For regulators and consumer advocates, the main question is proportionality. What data is truly necessary to deliver navigation, maintenance alerts, emergency support, or media features, and what data is being captured because it has secondary commercial value? Mozilla’s position, as described in the source, is that current practices have crossed that line.
This matters because cars occupy a uniquely intimate place in everyday life. A phone can reveal a person’s habits, but a vehicle can map movement, routine, commuting patterns, and destination histories in a way that may be especially revealing. Once that information is paired with app ecosystems and outside data brokers, the picture becomes even more detailed.
A consumer issue likely to grow
The rise of software-defined vehicles means the privacy debate is unlikely to fade.
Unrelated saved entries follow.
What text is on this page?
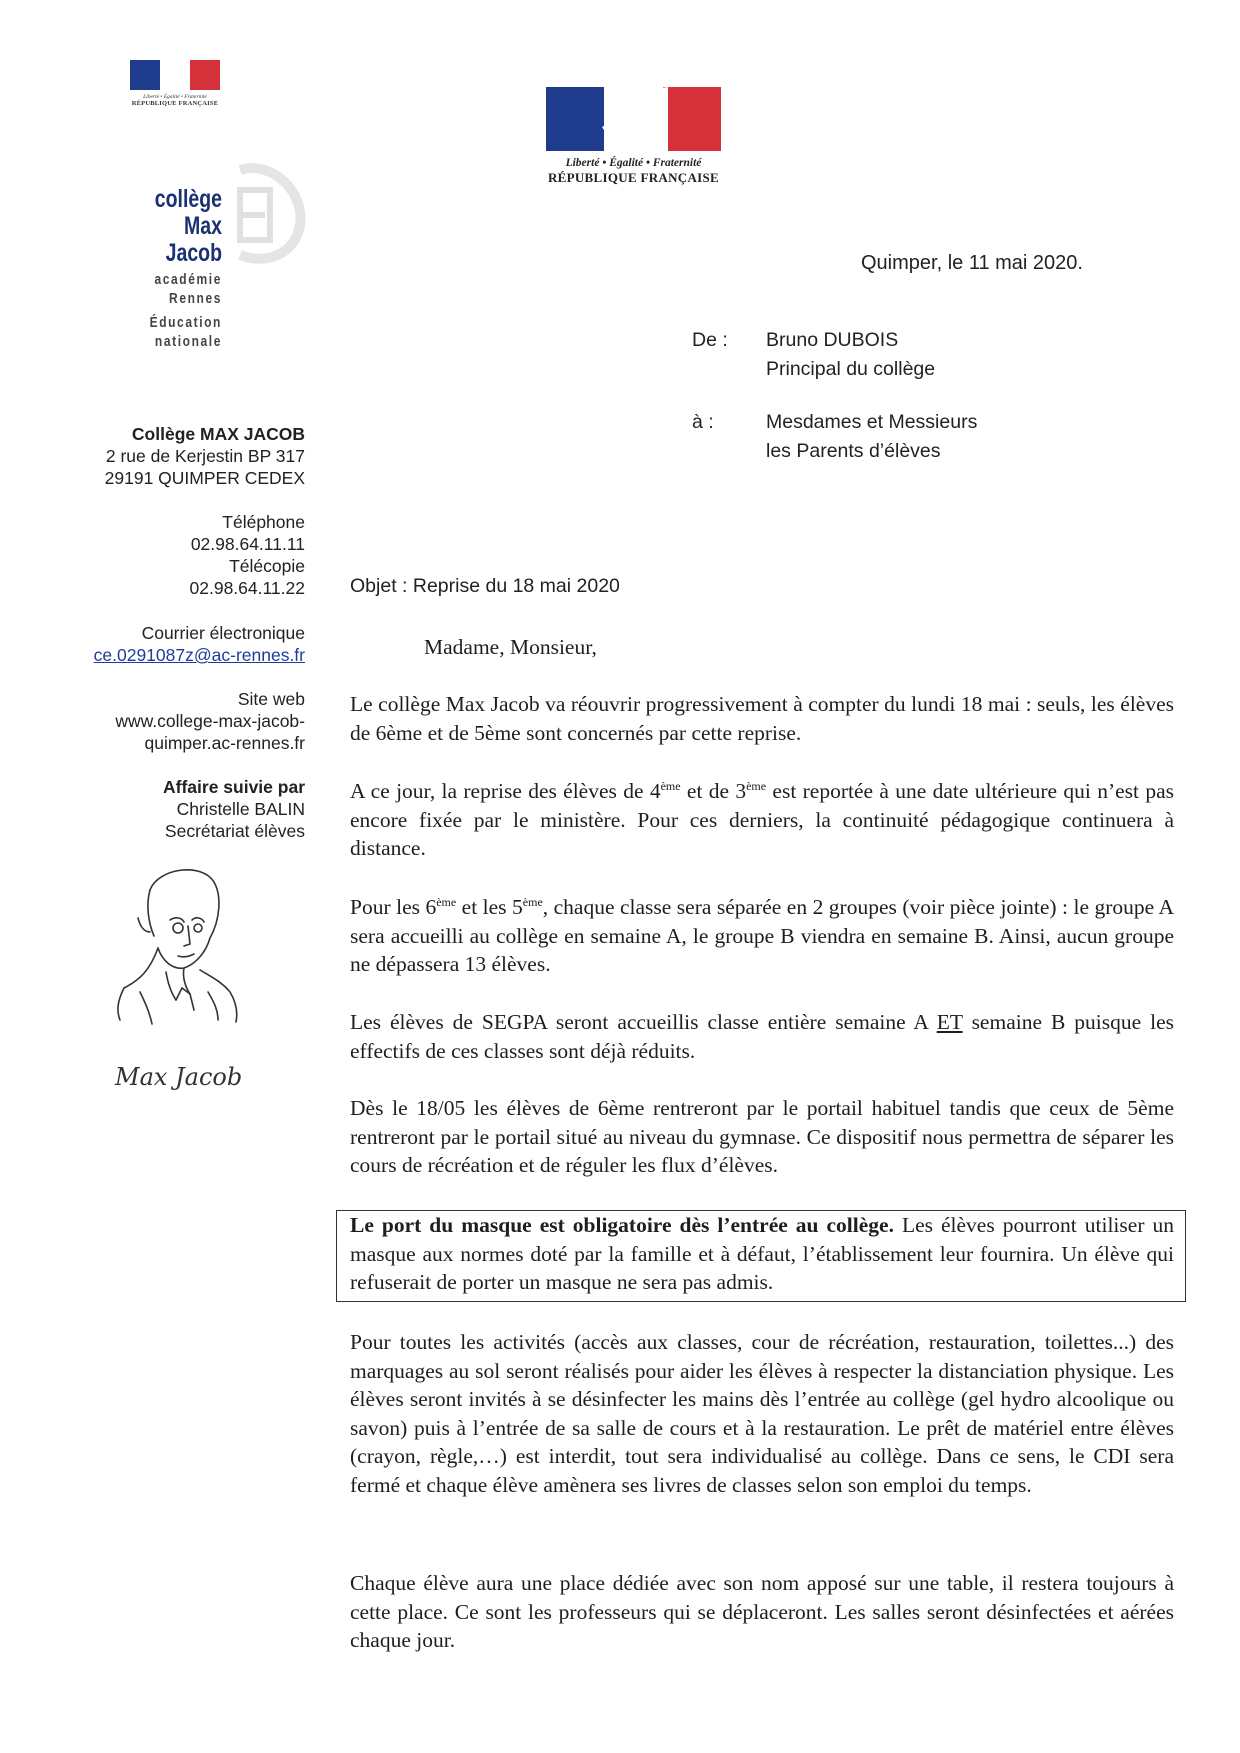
Liberté • Égalité • Fraternité
RÉPUBLIQUE FRANÇAISE
Liberté • Égalité • Fraternité
RÉPUBLIQUE FRANÇAISE
collège
Max Jacob
académie
Rennes
Éducation
nationale
Collège MAX JACOB
2 rue de Kerjestin BP 317
29191 QUIMPER CEDEX
Téléphone
02.98.64.11.11
Télécopie
02.98.64.11.22
Courrier électronique
ce.0291087z@ac-rennes.fr
Site web
www.college-max-jacob-
quimper.ac-rennes.fr
Affaire suivie par
Christelle BALIN
Secrétariat élèves
Max Jacob
Quimper, le 11 mai 2020.
De : Bruno DUBOIS
Principal du collège
à :	Mesdames et Messieurs
les Parents d’élèves
Objet : Reprise du 18 mai 2020
Madame, Monsieur,

Le collège Max Jacob va réouvrir progressivement à compter du lundi 18 mai : seuls, les élèves de 6ème et de 5ème sont concernés par cette reprise.

A ce jour, la reprise des élèves de 4ème et de 3ème est reportée à une date ultérieure qui n’est pas encore fixée par le ministère. Pour ces derniers, la continuité pédagogique continuera à distance.

Pour les 6ème et les 5ème, chaque classe sera séparée en 2 groupes (voir pièce jointe) : le groupe A sera accueilli au collège en semaine A, le groupe B viendra en semaine B. Ainsi, aucun groupe ne dépassera 13 élèves.

Les élèves de SEGPA seront accueillis classe entière semaine A ET semaine B puisque les effectifs de ces classes sont déjà réduits.

Dès le 18/05 les élèves de 6ème rentreront par le portail habituel tandis que ceux de 5ème rentreront par le portail situé au niveau du gymnase. Ce dispositif nous permettra de séparer les cours de récréation et de réguler les flux d’élèves.

Le port du masque est obligatoire dès l’entrée au collège. Les élèves pourront utiliser un masque aux normes doté par la famille et à défaut, l’établissement leur fournira. Un élève qui refuserait de porter un masque ne sera pas admis.

Pour toutes les activités (accès aux classes, cour de récréation, restauration, toilettes...) des marquages au sol seront réalisés pour aider les élèves à respecter la distanciation physique. Les élèves seront invités à se désinfecter les mains dès l’entrée au collège (gel hydro alcoolique ou savon) puis à l’entrée de sa salle de cours et à la restauration. Le prêt de matériel entre élèves (crayon, règle,…) est interdit, tout sera individualisé au collège. Dans ce sens, le CDI sera fermé et chaque élève amènera ses livres de classes selon son emploi du temps.

Chaque élève aura une place dédiée avec son nom apposé sur une table, il restera toujours à cette place. Ce sont les professeurs qui se déplaceront. Les salles seront désinfectées et aérées chaque jour.
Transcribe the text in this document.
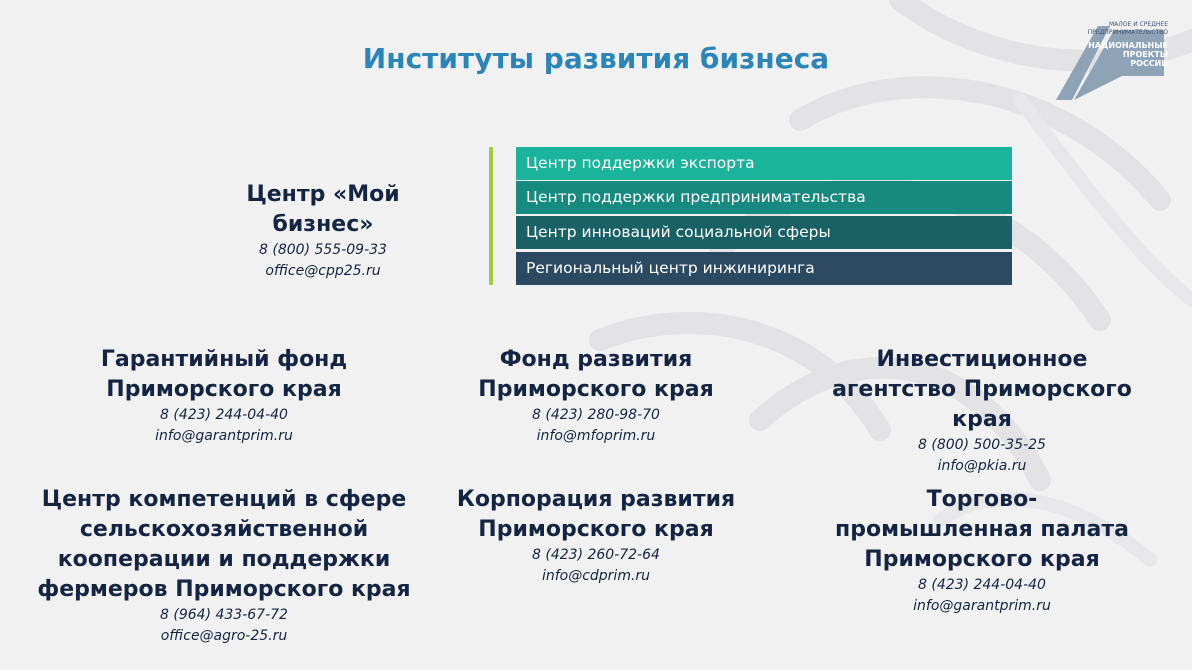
Институты развития бизнеса
МАЛОЕ И СРЕДНЕЕ
ПРЕДПРИНИМАТЕЛЬСТВО
НАЦИОНАЛЬНЫЕ
ПРОЕКТЫ
РОССИИ
Центр «Мой
бизнес»
8 (800) 555-09-33
office@cpp25.ru
Центр поддержки экспорта
Центр поддержки предпринимательства
Центр инноваций социальной сферы
Региональный центр инжиниринга
Гарантийный фонд
Приморского края
8 (423) 244-04-40
info@garantprim.ru
Фонд развития
Приморского края
8 (423) 280-98-70
info@mfoprim.ru
Инвестиционное
агентство Приморского
края
8 (800) 500-35-25
info@pkia.ru
Центр компетенций в сфере
сельскохозяйственной
кооперации и поддержки
фермеров Приморского края
8 (964) 433-67-72
office@agro-25.ru
Корпорация развития
Приморского края
8 (423) 260-72-64
info@cdprim.ru
Торгово-
промышленная палата
Приморского края
8 (423) 244-04-40
info@garantprim.ru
As more cars add always-on connectivity, more cameras and sensors, and deeper links to digital services, questions about data minimization and consent will become harder to avoid.
The Mozilla Foundation’s argument is not simply that cars collect data, but that they collect too much of it and may use it in ways consumers do not expect. That makes privacy a central design and policy issue for the auto industry, not a side concern buried in terms of service.
For drivers, the immediate challenge is visibility. Most people understand that a smartphone is gathering information. Far fewer may realize that their car, its app, and its service network could be doing something similar at large scale. As connected features become standard rather than premium, the pressure for clearer safeguards will only increase.